Arkansas was thefor young people. One Little Rock family is now dealing with the fallout as they raise their transgender teenage son.
Lizz Garbett, an operating room nurse, said that things were tough before her son, Simon, transitioned a few years ago.
"We couldn't figure out what was going on, and it was not a happy place," she said. "After he transitioned, our home got calm again. Everybody felt like themselves and I've been able to watch him blossom to his true self. And I never saw that before."
Simon, now 17, first transitioned socially — cutting his hair and changing his clothes. He has since legally changed his name and started hormone replacement therapy. He has also become an activist for the rights of trans youth.
He said the work is "nerve-racking" and gives him a lot of anxiety, but that he has to do it.
Simon said seeing the wave of anti-trans legislation passed in the last few years has been "really hurtful."
"The people making this legislation don't know trans people and haven't met trans people," he said. "And to be frank, they don't know what they're talking about."
A January survey from The Trevor Project showed that half of transgender and nonbinary young people seriously considered suicide in the past year.
Simon told CBS News that his transition has improved his mental health.
"Before, I was suicidal," he said. "I was miserable. I didn't take pictures of myself. I didn't take pictures of my face."
Arkansas' ban on gender-affirming care for young people is currently on hold after a federal judge temporarily blocked it in 2021. But the state has passed eight more laws this year restricting transgender rights.
Republican state Representative Mary Bentley sponsored some of that legislation. She denied that the laws were a message to transgender youth and their families that they aren't wanted in Arkansas.
"We care," she said. "Gender-affirming care is not decreasing suicide. In fact, cross-sex hormones and those are increasing the stress that folks go through."

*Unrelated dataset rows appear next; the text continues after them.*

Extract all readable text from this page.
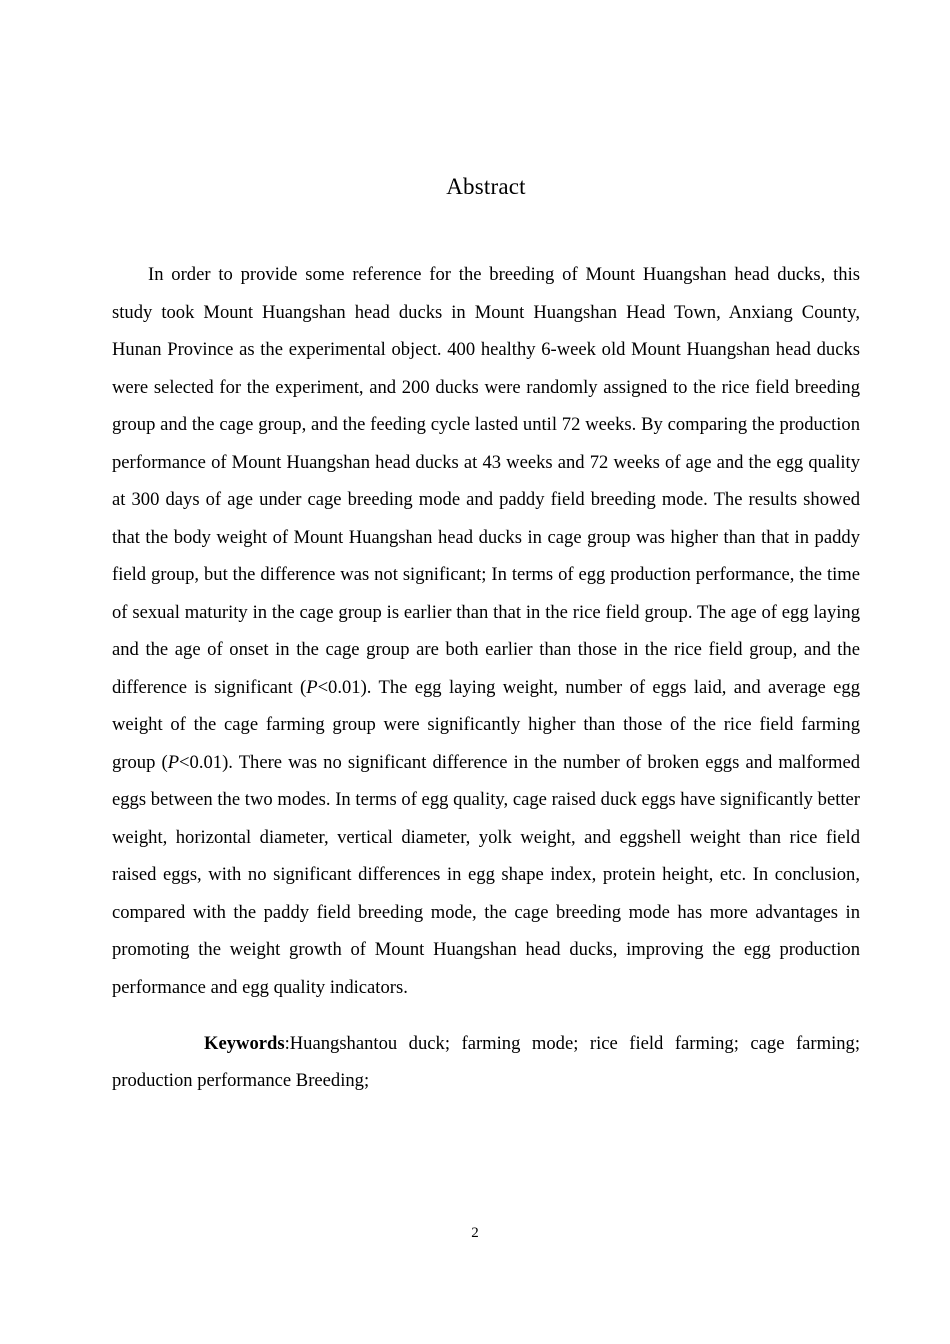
Abstract

In order to provide some reference for the breeding of Mount Huangshan head ducks, this study took Mount Huangshan head ducks in Mount Huangshan Head Town, Anxiang County, Hunan Province as the experimental object. 400 healthy 6-week old Mount Huangshan head ducks were selected for the experiment, and 200 ducks were randomly assigned to the rice field breeding group and the cage group, and the feeding cycle lasted until 72 weeks. By comparing the production performance of Mount Huangshan head ducks at 43 weeks and 72 weeks of age and the egg quality at 300 days of age under cage breeding mode and paddy field breeding mode. The results showed that the body weight of Mount Huangshan head ducks in cage group was higher than that in paddy field group, but the difference was not significant; In terms of egg production performance, the time of sexual maturity in the cage group is earlier than that in the rice field group. The age of egg laying and the age of onset in the cage group are both earlier than those in the rice field group, and the difference is significant (P<0.01). The egg laying weight, number of eggs laid, and average egg weight of the cage farming group were significantly higher than those of the rice field farming group (P<0.01). There was no significant difference in the number of broken eggs and malformed eggs between the two modes. In terms of egg quality, cage raised duck eggs have significantly better weight, horizontal diameter, vertical diameter, yolk weight, and eggshell weight than rice field raised eggs, with no significant differences in egg shape index, protein height, etc. In conclusion, compared with the paddy field breeding mode, the cage breeding mode has more advantages in promoting the weight growth of Mount Huangshan head ducks, improving the egg production performance and egg quality indicators.

Keywords:Huangshantou duck; farming mode; rice field farming; cage farming; production performance Breeding;

2
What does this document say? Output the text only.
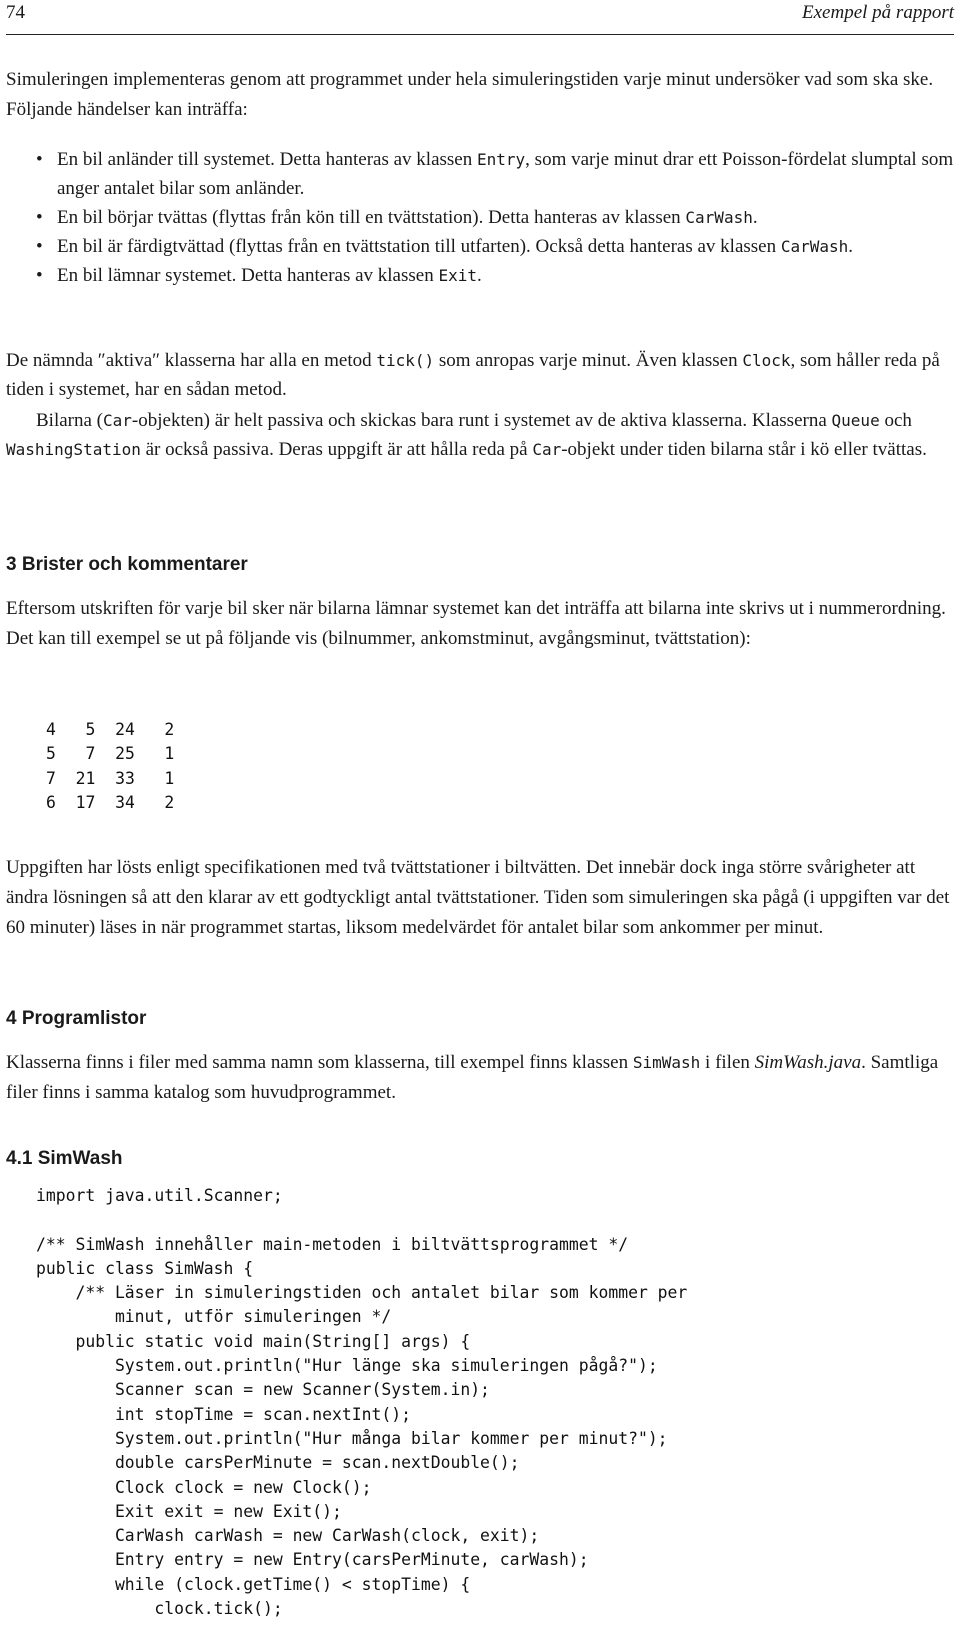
74	Exempel på rapport

Simuleringen implementeras genom att programmet under hela simuleringstiden varje minut undersöker vad som ska ske. Följande händelser kan inträffa:

• En bil anländer till systemet. Detta hanteras av klassen Entry, som varje minut drar ett Poisson-fördelat slumptal som anger antalet bilar som anländer.
• En bil börjar tvättas (flyttas från kön till en tvättstation). Detta hanteras av klassen CarWash.
• En bil är färdigtvättad (flyttas från en tvättstation till utfarten). Också detta hanteras av klassen CarWash.
• En bil lämnar systemet. Detta hanteras av klassen Exit.

De nämnda ″aktiva″ klasserna har alla en metod tick() som anropas varje minut. Även klassen Clock, som håller reda på tiden i systemet, har en sådan metod.

Bilarna (Car-objekten) är helt passiva och skickas bara runt i systemet av de aktiva klasserna. Klasserna Queue och WashingStation är också passiva. Deras uppgift är att hålla reda på Car-objekt under tiden bilarna står i kö eller tvättas.

3 Brister och kommentarer

Eftersom utskriften för varje bil sker när bilarna lämnar systemet kan det inträffa att bilarna inte skrivs ut i nummerordning. Det kan till exempel se ut på följande vis (bilnummer, ankomstminut, avgångsminut, tvättstation):

4   5  24   2
5   7  25   1
7  21  33   1
6  17  34   2

Uppgiften har lösts enligt specifikationen med två tvättstationer i biltvätten. Det innebär dock inga större svårigheter att ändra lösningen så att den klarar av ett godtyckligt antal tvättstationer. Tiden som simuleringen ska pågå (i uppgiften var det 60 minuter) läses in när programmet startas, liksom medelvärdet för antalet bilar som ankommer per minut.

4 Programlistor

Klasserna finns i filer med samma namn som klasserna, till exempel finns klassen SimWash i filen SimWash.java. Samtliga filer finns i samma katalog som huvudprogrammet.

4.1 SimWash
import java.util.Scanner;

/** SimWash innehåller main-metoden i biltvättsprogrammet */
public class SimWash {
/** Läser in simuleringstiden och antalet bilar som kommer per
minut, utför simuleringen */
public static void main(String[] args) {
System.out.println("Hur länge ska simuleringen pågå?");
Scanner scan = new Scanner(System.in);
int stopTime = scan.nextInt();
System.out.println("Hur många bilar kommer per minut?");
double carsPerMinute = scan.nextDouble();
Clock clock = new Clock();
Exit exit = new Exit();
CarWash carWash = new CarWash(clock, exit);
Entry entry = new Entry(carsPerMinute, carWash);
while (clock.getTime() < stopTime) {
clock.tick();
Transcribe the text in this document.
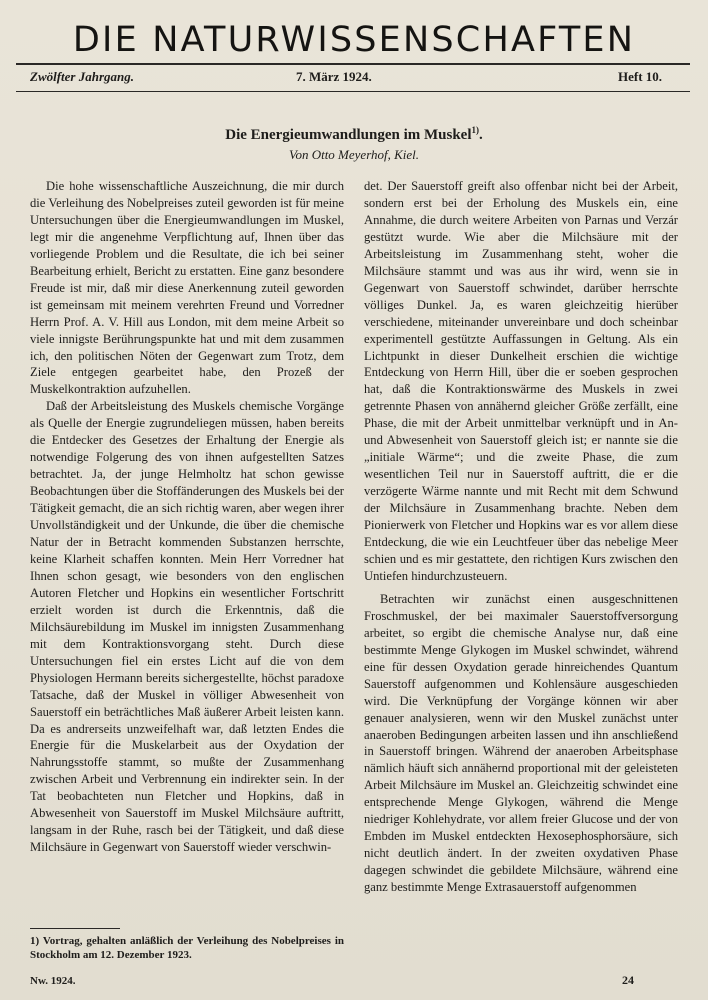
DIE NATURWISSENSCHAFTEN
Zwölfter Jahrgang.	7. März 1924.	Heft 10.
Die Energieumwandlungen im Muskel$^{1)}$.
Von Otto Meyerhof, Kiel.

Die hohe wissenschaftliche Auszeichnung, die mir durch die Verleihung des Nobelpreises zuteil geworden ist für meine Untersuchungen über die Energieumwandlungen im Muskel, legt mir die angenehme Verpflichtung auf, Ihnen über das vorliegende Problem und die Resultate, die ich bei seiner Bearbeitung erhielt, Bericht zu erstatten. Eine ganz besondere Freude ist mir, daß mir diese Anerkennung zuteil geworden ist gemeinsam mit meinem verehrten Freund und Vorredner Herrn Prof. A. V. Hill aus London, mit dem meine Arbeit so viele innigste Berührungspunkte hat und mit dem zusammen ich, den politischen Nöten der Gegenwart zum Trotz, dem Ziele entgegen gearbeitet habe, den Prozeß der Muskelkontraktion aufzuhellen.

Daß der Arbeitsleistung des Muskels chemische Vorgänge als Quelle der Energie zugrundeliegen müssen, haben bereits die Entdecker des Gesetzes der Erhaltung der Energie als notwendige Folgerung des von ihnen aufgestellten Satzes betrachtet. Ja, der junge Helmholtz hat schon gewisse Beobachtungen über die Stoffänderungen des Muskels bei der Tätigkeit gemacht, die an sich richtig waren, aber wegen ihrer Unvollständigkeit und der Unkunde, die über die chemische Natur der in Betracht kommenden Substanzen herrschte, keine Klarheit schaffen konnten. Mein Herr Vorredner hat Ihnen schon gesagt, wie besonders von den englischen Autoren Fletcher und Hopkins ein wesentlicher Fortschritt erzielt worden ist durch die Erkenntnis, daß die Milchsäurebildung im Muskel im innigsten Zusammenhang mit dem Kontraktionsvorgang steht. Durch diese Untersuchungen fiel ein erstes Licht auf die von dem Physiologen Hermann bereits sichergestellte, höchst paradoxe Tatsache, daß der Muskel in völliger Abwesenheit von Sauerstoff ein beträchtliches Maß äußerer Arbeit leisten kann. Da es andrerseits unzweifelhaft war, daß letzten Endes die Energie für die Muskelarbeit aus der Oxydation der Nahrungsstoffe stammt, so mußte der Zusammenhang zwischen Arbeit und Verbrennung ein indirekter sein. In der Tat beobachteten nun Fletcher und Hopkins, daß in Abwesenheit von Sauerstoff im Muskel Milchsäure auftritt, langsam in der Ruhe, rasch bei der Tätigkeit, und daß diese Milchsäure in Gegenwart von Sauerstoff wieder verschwin-

det. Der Sauerstoff greift also offenbar nicht bei der Arbeit, sondern erst bei der Erholung des Muskels ein, eine Annahme, die durch weitere Arbeiten von Parnas und Verzár gestützt wurde. Wie aber die Milchsäure mit der Arbeitsleistung im Zusammenhang steht, woher die Milchsäure stammt und was aus ihr wird, wenn sie in Gegenwart von Sauerstoff schwindet, darüber herrschte völliges Dunkel. Ja, es waren gleichzeitig hierüber verschiedene, miteinander unvereinbare und doch scheinbar experimentell gestützte Auffassungen in Geltung. Als ein Lichtpunkt in dieser Dunkelheit erschien die wichtige Entdeckung von Herrn Hill, über die er soeben gesprochen hat, daß die Kontraktionswärme des Muskels in zwei getrennte Phasen von annähernd gleicher Größe zerfällt, eine Phase, die mit der Arbeit unmittelbar verknüpft und in An- und Abwesenheit von Sauerstoff gleich ist; er nannte sie die „initiale Wärme“; und die zweite Phase, die zum wesentlichen Teil nur in Sauerstoff auftritt, die er die verzögerte Wärme nannte und mit Recht mit dem Schwund der Milchsäure in Zusammenhang brachte. Neben dem Pionierwerk von Fletcher und Hopkins war es vor allem diese Entdeckung, die wie ein Leuchtfeuer über das nebelige Meer schien und es mir gestattete, den richtigen Kurs zwischen den Untiefen hindurchzusteuern.

Betrachten wir zunächst einen ausgeschnittenen Froschmuskel, der bei maximaler Sauerstoffversorgung arbeitet, so ergibt die chemische Analyse nur, daß eine bestimmte Menge Glykogen im Muskel schwindet, während eine für dessen Oxydation gerade hinreichendes Quantum Sauerstoff aufgenommen und Kohlensäure ausgeschieden wird. Die Verknüpfung der Vorgänge können wir aber genauer analysieren, wenn wir den Muskel zunächst unter anaeroben Bedingungen arbeiten lassen und ihn anschließend in Sauerstoff bringen. Während der anaeroben Arbeitsphase nämlich häuft sich annähernd proportional mit der geleisteten Arbeit Milchsäure im Muskel an. Gleichzeitig schwindet eine entsprechende Menge Glykogen, während die Menge niedriger Kohlehydrate, vor allem freier Glucose und der von Embden im Muskel entdeckten Hexosephosphorsäure, sich nicht deutlich ändert. In der zweiten oxydativen Phase dagegen schwindet die gebildete Milchsäure, während eine ganz bestimmte Menge Extrasauerstoff aufgenommen

1) Vortrag, gehalten anläßlich der Verleihung des Nobelpreises in Stockholm am 12. Dezember 1923.
Nw. 1924.	24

But at least 30 national medical organizations, including the American Academy of Pediatrics, have objected to legislative restrictions on gender-affirming care, some noting improved mental health and lower suicide rates after its application.
Simon — who plays the French horn and wants to go to law school — said it all comes down to one distinct feeling.
"Just hate is the obstacle," he said. "Just hate."
Lizz Garbett said that being trans is "just a tiny little piece of who [Simon] is. And he just wants to be allowed to live his real, authentic self."
A desire that's being made more difficult than ever.